The ‘false’ flag at the end of the setup string indicates that an error should not be thrown in the event that the value mapping to key ‘par_rut’ is non-numeric. In this case, the default value of 4.5 will be returned.

Important

It is recommended that you generally set the value for parameter ‘throw_error’ to ‘true’ unless you expect that your raw data may contain many missing or invalid values. This will ensure that you are explicitly made aware when certain values are missing or invalid (e.g. ‘n/a’ or ‘no data’) instead of having these values silently replaced with defaults.

This decision, however, depends on how you design the pre-processing pipeline for preparing your model inputs. It could be argued that it is better to do pre-processing in such a way that the model will not have to handle any missing or in-appropriate values.
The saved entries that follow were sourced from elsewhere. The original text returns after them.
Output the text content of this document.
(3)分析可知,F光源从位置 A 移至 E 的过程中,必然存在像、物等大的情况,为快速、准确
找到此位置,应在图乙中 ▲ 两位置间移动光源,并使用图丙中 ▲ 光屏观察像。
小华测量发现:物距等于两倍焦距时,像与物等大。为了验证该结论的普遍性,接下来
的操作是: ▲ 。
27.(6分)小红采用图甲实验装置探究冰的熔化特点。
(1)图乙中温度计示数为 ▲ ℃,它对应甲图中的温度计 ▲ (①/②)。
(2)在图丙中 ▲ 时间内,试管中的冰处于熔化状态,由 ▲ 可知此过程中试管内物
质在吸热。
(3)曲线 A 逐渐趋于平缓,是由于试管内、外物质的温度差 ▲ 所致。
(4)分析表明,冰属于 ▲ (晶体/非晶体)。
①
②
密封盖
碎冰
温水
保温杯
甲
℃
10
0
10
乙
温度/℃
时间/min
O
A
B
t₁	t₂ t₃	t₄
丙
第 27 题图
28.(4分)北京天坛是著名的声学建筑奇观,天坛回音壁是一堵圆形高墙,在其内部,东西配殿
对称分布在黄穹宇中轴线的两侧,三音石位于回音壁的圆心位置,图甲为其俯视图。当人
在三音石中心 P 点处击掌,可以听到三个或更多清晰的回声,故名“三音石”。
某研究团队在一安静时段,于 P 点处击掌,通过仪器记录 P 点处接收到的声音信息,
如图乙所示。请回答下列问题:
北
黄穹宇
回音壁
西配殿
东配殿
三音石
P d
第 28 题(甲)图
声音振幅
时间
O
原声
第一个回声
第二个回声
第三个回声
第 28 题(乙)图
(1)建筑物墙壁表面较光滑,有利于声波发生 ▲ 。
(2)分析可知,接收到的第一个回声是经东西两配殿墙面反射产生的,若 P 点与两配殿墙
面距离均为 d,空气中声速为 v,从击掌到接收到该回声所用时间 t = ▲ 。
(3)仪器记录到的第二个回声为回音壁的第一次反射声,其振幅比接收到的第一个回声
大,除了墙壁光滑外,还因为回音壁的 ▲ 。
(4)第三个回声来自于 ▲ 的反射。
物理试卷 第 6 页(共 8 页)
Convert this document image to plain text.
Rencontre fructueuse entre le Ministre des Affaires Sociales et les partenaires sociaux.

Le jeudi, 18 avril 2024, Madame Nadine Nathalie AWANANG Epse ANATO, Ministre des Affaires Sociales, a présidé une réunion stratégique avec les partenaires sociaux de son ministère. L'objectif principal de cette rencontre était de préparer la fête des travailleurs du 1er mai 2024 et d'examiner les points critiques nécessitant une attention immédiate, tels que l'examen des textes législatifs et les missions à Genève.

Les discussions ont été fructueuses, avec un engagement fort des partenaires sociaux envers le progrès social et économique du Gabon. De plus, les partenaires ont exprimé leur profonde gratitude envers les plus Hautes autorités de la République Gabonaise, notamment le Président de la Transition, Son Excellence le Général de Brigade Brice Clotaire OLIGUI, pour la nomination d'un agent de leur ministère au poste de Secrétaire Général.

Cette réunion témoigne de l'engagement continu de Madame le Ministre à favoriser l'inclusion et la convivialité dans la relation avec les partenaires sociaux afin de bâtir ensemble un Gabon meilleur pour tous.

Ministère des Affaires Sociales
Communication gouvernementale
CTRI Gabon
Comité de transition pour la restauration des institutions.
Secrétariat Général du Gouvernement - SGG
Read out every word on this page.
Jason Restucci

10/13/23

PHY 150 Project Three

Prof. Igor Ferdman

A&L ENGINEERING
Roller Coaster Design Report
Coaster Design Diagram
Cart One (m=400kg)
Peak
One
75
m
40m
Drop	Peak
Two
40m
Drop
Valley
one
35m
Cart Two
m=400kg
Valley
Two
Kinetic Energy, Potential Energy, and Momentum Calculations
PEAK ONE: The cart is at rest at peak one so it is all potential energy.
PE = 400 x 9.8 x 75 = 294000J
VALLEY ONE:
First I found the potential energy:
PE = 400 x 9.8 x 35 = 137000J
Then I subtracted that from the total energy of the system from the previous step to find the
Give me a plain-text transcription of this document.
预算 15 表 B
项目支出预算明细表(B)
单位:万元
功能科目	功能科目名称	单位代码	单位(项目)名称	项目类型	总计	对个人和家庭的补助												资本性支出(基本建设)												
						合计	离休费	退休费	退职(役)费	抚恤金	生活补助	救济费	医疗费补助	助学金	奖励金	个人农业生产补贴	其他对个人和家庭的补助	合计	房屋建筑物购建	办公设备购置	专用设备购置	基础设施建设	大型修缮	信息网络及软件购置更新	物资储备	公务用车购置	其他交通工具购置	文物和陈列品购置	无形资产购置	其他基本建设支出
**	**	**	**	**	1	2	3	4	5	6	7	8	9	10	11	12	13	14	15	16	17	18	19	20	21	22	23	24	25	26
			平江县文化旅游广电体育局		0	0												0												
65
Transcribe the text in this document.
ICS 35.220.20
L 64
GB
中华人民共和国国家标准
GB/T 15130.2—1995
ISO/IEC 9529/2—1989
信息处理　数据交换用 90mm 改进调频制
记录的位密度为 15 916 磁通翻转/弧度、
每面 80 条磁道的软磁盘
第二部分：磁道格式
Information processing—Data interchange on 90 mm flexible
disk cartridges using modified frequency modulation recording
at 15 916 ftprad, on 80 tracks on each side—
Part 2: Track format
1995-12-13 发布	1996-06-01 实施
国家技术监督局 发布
You can, for example, use a machine learning technique to impute missing values in a pre-processing script, and this way also get a detailed report of exactly how many values are missing, and which columns have missing values.

However, in some cases you may need this JFunction to take care of exceptional cases where you cannot streamline pre-processing to impute missing values. In such cases, this JFunction can be useful to ensure values are checked and trimmed during the model Initialisation stage.